Pelo exposto não ocorreu a prescrição das dívidas de contribuições para a segurança social relativas aos meses de Dezembro de 1996 a Agosto de 2000.
Tendo decidido isto mesmo, a sentença recorrida merece ser mantida, face à improcedência dos fundamentos do recurso.
4. Termos em que acordam, em conferência, os juízes da Secção de Contencioso Administrativo deste Supremo Tribunal Administrativo em, negando provimento ao recurso, confirmar a sentença impugnada.
Custas a cargo do oponente, fixando em 1/6 (um sexto) a procuradoria.
Voto de vencido
Lisboa, 28 de Novembro de 2007. – Baeta de Queiroz (relator por vencimento) – Pimenta do Vale – Jorge de Sousa (vencido nos termos da declaração junta).Votei vencido pelas seguintes razões:
1 – A alínea e) do art. 279.º do Código Civil estabelece que «o prazo que termine em domingo ou dia feriado transfere-se para o primeiro dia útil; aos domingos e dias feriados são equiparadas as férias judiciais, se o acto sujeito a prazo tiver de ser praticado em juízo».
Como se depreende da parte final desta alínea e), o que nela se estatui aplica-se quando está em causa apreciar a tempestividade de um «acto sujeito a prazo»: a regra que dele se extrai é a de que se o termo final para a prática do acto termina em dia não útil (domingo ou feriado, à face do teor literal), transfere-se para o primeiro dia útil subsequente, sendo equiparáveis a dias não úteis as férias judiciais, se se está perante um acto que tiver de ser praticado em juízo.
Se é certo que, como defende o Oponente, sob o seu ponto de vista de devedor, que a prescrição não depende de qualquer acto, também o é que, sendo o seu fundamento negligência ou desinteresse do credor na cobrança do seu crédito, o regime da prescrição se reconduz à concessão ao credor de um prazo para providenciar no sentido da cobrança do crédito, findo o qual deixa de poder promover a cobrança coerciva.

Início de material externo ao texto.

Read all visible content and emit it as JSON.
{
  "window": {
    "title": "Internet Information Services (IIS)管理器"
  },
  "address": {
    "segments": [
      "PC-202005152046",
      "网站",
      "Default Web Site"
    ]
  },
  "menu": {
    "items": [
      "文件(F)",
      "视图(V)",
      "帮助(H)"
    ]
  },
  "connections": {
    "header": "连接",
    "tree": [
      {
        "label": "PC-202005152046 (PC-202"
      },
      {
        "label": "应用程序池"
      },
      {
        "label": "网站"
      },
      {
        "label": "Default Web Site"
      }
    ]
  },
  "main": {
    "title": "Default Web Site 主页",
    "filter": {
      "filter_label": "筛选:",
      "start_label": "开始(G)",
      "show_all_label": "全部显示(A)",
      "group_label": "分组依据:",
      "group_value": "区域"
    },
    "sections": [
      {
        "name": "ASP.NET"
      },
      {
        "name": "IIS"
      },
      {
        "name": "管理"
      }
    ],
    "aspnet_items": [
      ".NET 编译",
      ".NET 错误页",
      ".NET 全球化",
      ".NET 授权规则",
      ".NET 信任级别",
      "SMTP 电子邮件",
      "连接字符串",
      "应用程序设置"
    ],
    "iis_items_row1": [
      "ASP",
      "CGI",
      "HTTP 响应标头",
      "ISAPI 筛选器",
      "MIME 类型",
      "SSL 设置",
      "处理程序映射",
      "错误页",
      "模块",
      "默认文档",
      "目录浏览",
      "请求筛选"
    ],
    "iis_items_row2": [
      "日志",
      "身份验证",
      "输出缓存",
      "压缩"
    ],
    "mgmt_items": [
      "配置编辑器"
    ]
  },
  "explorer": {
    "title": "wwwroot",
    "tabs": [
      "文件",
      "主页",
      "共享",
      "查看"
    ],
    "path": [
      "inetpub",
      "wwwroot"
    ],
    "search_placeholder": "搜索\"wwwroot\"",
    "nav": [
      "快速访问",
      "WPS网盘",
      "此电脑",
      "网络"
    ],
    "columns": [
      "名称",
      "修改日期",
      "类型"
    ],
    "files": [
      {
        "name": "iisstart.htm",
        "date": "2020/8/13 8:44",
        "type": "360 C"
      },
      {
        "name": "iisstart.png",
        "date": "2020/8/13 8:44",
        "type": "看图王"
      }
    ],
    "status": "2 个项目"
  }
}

Por outro lado, a própria regra básica da prescrição prevista no CC, que é a de que o prazo começa a correr quando o direito puder ser exercido (art. 306.º, n.º 1, daquele Código), aponta manifestamente no sentido de ser sob esta perspectiva do exercício do direito pelo credor que se tem de abordar a aplicação do regime da prescrição, encarando o prazo como o prazo para a prática de actos tendentes à cobrança do crédito.
Assim, não há obstáculo derivado da natureza da prescrição que afaste a possibilidade de aplicação das regras de contagem de prazos previstas no art. 279.º do CC, regras estas que, por força do disposto no art. 296.º do mesmo Código «são aplicáveis, na falta de disposição especial em contrário, aos prazos e termos fixados por lei».
No entanto, esta norma inaplicável, pois, há disposições legais de que se infere existir um regime especial.
Com efeito, nos termos do art. 323.º do CC, no que respeita a interrupção da prescrição por actos do titular do direito, os actos que a podem provocar são todos de natureza judicial, praticados pelo próprio tribunal (citação, notificação ou outro meio judicial pelo qual se dê conhecimento do acto àquele contra quem o direito pode ser exercido), pelo que o regime que lhes é aplicável em primeira linha é, também em matéria de prazos, o previsto na lei processual civil.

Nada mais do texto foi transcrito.